Les vacances d’été peuvent-elles tomber à l’eau ? La question n’est pas absurde. Alors que le blocus du détroit d’Hormuz perturbe les marchés pétroliers, plusieurs compagnies européennes annoncent déjà des annulations : Ryanair et Volotea ont commencé, Transavia a annoncé cette semaine des suppressions de vols en mai et juin en invoquant la flambée du prix du kérosène et des difficultés d’approvisionnement depuis le Golfe.
Le signal d’alerte est venu mi‑avril : le patron de l’Agence internationale de l’énergie a estimé que l’Europe disposait peut‑être de « six semaines » de kérosène. Le carburant d’aviation, dérivé du pétrole raffiné (Jet A‑1), devient rare parce que le blocage perturbe non seulement le brut mais aussi les produits raffinés exportés par les pays du Golfe.
L’Europe raffine de moins en moins et dépend de produits déjà transformés importés d’outre‑mer. « Le continent produit très peu de pétrole et a réduit sa capacité de raffinage ces dernières années », note Thierry Bros, spécialiste de l’énergie. En France, la production annuelle de kérosène est d’environ 3 millions de tonnes pour une consommation de 5 millions ; les deux millions manquants viennent principalement du Moyen‑Orient, explique Wouter Dewulf, professeur en économie des transports. Autre donnée frappante : le Royaume‑Uni importe 60 % de son kérosène depuis l’Arabie saoudite, les Émirats et le Koweït, ce qui le rend plus exposé que la France à un gel des exportations.
La France se dit toutefois mieux armée que certains voisins. Les aéroports parisiens disposent de pipelines reliés à des raffineries et à un terminal au Havre, alimentés majoritairement par des livraisons depuis l’Amérique du Nord, selon Christelle de Robillard d’Aéroports de Paris.
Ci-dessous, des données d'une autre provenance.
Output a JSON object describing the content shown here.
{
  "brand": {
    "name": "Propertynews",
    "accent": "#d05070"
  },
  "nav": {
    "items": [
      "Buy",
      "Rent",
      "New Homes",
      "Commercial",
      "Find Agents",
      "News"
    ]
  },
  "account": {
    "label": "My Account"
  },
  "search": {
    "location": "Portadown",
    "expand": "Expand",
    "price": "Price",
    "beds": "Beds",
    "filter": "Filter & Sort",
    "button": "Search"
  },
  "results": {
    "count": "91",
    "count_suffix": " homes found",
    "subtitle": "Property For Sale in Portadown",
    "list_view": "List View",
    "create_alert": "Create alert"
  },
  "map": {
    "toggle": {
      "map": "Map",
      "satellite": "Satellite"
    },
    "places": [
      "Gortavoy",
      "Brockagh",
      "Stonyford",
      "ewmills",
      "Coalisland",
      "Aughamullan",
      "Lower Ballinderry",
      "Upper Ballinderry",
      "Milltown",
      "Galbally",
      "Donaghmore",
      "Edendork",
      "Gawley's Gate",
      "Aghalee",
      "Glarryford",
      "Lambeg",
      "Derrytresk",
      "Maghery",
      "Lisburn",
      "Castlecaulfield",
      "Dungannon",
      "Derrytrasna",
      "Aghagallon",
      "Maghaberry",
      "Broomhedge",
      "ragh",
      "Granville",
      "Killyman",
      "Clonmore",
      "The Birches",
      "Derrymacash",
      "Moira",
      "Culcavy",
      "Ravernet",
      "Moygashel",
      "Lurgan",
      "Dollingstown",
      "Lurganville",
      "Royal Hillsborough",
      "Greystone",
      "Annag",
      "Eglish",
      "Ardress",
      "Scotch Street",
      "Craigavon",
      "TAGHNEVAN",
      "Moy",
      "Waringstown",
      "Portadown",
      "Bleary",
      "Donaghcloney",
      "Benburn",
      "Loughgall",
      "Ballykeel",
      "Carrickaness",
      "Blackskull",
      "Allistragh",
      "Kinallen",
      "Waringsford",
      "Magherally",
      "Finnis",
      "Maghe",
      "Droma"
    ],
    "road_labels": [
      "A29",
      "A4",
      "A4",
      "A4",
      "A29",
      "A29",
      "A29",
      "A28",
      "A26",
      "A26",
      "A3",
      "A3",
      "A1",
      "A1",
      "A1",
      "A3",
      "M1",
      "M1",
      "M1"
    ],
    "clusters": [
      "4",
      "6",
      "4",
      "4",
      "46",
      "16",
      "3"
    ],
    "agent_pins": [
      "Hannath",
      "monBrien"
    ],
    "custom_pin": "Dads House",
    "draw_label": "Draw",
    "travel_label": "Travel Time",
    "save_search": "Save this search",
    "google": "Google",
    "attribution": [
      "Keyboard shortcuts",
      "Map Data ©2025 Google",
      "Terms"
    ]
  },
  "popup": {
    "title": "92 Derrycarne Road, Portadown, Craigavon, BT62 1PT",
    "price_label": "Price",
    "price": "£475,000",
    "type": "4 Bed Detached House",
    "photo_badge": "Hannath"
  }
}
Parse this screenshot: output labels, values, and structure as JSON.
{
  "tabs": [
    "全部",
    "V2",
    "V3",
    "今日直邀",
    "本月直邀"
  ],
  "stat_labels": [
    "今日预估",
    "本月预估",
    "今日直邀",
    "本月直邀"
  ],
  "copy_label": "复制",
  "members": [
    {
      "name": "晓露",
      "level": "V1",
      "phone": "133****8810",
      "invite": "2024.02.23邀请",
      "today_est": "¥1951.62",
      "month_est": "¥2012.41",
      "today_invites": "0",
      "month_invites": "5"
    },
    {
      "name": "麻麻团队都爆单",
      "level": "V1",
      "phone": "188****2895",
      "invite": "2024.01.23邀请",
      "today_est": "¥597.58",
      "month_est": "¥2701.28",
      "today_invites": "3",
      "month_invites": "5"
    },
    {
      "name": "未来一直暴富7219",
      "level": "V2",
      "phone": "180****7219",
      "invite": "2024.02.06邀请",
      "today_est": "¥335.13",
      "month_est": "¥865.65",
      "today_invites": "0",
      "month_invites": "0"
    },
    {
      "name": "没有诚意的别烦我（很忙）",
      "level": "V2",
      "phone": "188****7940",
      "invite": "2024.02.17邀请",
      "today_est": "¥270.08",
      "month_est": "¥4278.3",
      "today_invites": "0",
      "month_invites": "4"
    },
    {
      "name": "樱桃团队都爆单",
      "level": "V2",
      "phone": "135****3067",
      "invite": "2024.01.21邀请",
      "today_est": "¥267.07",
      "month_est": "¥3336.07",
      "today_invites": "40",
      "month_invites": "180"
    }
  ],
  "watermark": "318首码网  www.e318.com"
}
Le gouvernement souligne aussi des réserves : le stock stratégique représente « environ deux millions de barils », a déclaré le ministre de l’Économie, et les stocks commerciaux dans les aéroports couvriraient une dizaine de jours d’exploitation.
« À l’heure actuelle, il n’y a pas de risque de pénurie de kérosène dans les semaines à venir », a répété la porte‑parole du gouvernement, Maud Brégeon. Citation nette et vérifiable : « La France produit environ 3 millions de tonnes de kérosène par an et en consomme 5 millions. » Et : « Le stock stratégique français représente environ deux millions de barils. »
Les autorités tablent pour l’instant sur un été épargné, grâce aux stocks et aux mesures d’urgence. L’Union européenne a présenté le 22 avril un plan visant à mieux surveiller les approvisionnements et « maximiser » la production dans les raffineries. Le gouvernement français doit rencontrer les compagnies le 6 mai pour caler les précautions pour la haute saison.
Reste une inconnue : la durée du conflit. « Si la situation dure, les mêmes questions pourront se poser en automne, autour d’octobre ou novembre », prévient Wouter Dewulf. D’ici là, les voyageurs doivent s’attendre à deux réalités concrètes : des hausses de prix des billets liées au coût du carburant, et des annulations ciblées — surtout chez les compagnies low cost et sur les petits aéroports — plutôt qu’une immobilisation généralisée de la flotte.